Her hands twisted around each other. “My parents, uh, really my dad…we lost everything.”
“I’m sorry.”
“Me too. I have enough clothes and stuff to last the rest of the year without my friends finding out, I think.” She abruptly pinned him with a glance. “You won’t say anything, right?”
He shook his head. “You doing alright?”
“Not even close. And I feel stupid. It’s just money, right? You have to deal with being a werewolf, and Buffy has to save the world, and Willow and Xander have to help her and…”
“Cordy, it’s okay,” he said.
“No it’s not!” she almost shouted.
“I didn’t mean it’s okay you’re broke, I meant it’s okay to feel like the world’s ending. To grieve for how you thought your life was going to be and isn’t now.”
“Oh.” She set her jaw. “Thank you.”
They sat in silence. Oz pinned the end of his joint between the jaws of a roach clip.
“Is it okay to be mad at my dad?”
“Sure. I’m sure he didn’t time this to piss you off, but you can be mad. Who wouldn’t?”
She sighed. “What does your family think about the whole, y’know, wolf thing?”
“My parents don’t know. I have to have an excuse to not be home every month for three days. It’s starting to get on my mom’s nerves. She’s been making some weird comments lately. I think she believes I’m gay.”
“Family sucks.” Cordy dropped her head into her hands. “I guess you had to do the whole grieving thing over a massive life change, too.”
“Yeah,” he agreed. “I’m still working on that. It’s hard knowing if I mess up I might kill a bunch of people.”
“Guess I shouldn’t complain. The worst that’s going to happen to me is that I don’t get the prom dress I want.”
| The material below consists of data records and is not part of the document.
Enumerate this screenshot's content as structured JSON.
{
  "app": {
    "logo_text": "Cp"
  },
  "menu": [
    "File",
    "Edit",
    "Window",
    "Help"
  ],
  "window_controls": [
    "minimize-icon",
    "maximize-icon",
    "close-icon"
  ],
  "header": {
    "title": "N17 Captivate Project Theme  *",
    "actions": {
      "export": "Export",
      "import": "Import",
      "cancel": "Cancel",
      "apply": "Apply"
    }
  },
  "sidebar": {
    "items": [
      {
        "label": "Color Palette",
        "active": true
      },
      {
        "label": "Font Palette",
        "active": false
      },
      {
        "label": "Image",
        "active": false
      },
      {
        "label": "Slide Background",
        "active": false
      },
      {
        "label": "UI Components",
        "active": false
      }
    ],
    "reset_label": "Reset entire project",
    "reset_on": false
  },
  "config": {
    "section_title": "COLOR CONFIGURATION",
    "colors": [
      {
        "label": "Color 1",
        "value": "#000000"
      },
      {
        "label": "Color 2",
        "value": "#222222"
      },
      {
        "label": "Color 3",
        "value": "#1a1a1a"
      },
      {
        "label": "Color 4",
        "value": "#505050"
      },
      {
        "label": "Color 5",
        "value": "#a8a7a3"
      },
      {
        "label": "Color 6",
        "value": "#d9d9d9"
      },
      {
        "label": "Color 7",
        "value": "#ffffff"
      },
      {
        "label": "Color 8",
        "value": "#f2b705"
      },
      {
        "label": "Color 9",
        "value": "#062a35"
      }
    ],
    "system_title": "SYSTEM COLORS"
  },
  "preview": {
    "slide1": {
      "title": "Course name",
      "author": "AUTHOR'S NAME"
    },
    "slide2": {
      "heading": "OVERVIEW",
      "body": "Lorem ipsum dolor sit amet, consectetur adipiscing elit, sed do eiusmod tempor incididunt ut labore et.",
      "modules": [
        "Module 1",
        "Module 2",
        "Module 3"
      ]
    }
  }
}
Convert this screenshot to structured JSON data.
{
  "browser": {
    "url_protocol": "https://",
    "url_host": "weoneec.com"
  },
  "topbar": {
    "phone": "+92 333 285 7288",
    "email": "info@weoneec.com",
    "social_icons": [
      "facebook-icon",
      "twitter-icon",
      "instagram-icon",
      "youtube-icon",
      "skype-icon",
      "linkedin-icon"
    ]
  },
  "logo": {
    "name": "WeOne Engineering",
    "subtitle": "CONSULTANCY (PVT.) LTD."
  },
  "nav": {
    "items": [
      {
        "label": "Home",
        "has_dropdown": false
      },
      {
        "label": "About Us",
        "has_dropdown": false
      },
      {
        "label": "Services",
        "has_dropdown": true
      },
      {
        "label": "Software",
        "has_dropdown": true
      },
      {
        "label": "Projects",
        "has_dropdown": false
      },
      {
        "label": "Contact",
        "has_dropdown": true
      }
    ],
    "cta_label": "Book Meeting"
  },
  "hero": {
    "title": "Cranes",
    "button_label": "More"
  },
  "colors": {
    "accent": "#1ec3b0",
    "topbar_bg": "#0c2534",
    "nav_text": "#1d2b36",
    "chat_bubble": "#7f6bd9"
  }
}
“Hey,” he leaned forward. “Don’t think because you’re not in a life or death situation that your feelings don’t matter.” Oz smiled. “Plus, I bet even if you don’t get your dream dress you’ll still look better than Harmony.”
“Yeah, like, duh.” Cordy rolled her eyes. She put her hand on the door. “I’ll see you after school, then?”
“Sure, but wait, you should probably Febreze.” He pointed to the bottle tucked under the passenger seat. “And, uh, don’t tell Willow about…” He wiggled the burnt-out end of his joint at Cordelia.
Cordy wrinkled her nose. “She doesn’t know?”
“No.”
“Oh, that’s stupid. Willow doesn’t care that you’re a werewolf but you toking up to help deal the day before you change would freak her out?”
“She’s kind of black and white on some things. When she was six Saturday morning cartoons told her drugs were bad, so-“ He shrugged.
Cordy huffed. “No worries, I won’t say a thing.”
“Thanks.”
“I don’t know what she’d be complaining about anyway. It’s better than dog-breath,” Cordy grumbled as she got out.
He shook his head and grabbed his bottle of Visine out of the van’s central console. At least the wolf seemed to have curled up and gone to sleep. Maybe he’d actually be able to concentrate on his afternoon classes. For a while anyway. Once night fell he’d be hard pressed to ignore the instinctual urgings and he’d end up pacing around his bedroom.
At least he had another half-ounce and an excuse to tell his girlfriend. Being in a band had its perks. Maybe his parents would believe it if he told him he needed to stay at Devon’s for a couple of nights to practice before a big gig. He hadn’t used that one in a while.
Now if only he had an excuse to tell himself that’d make him feel okay about spending the next three nights chained in a cage.
Oz climbed out of the van and shouldered his backpack. He headed off to class, humming a Duran Duran song under his breath.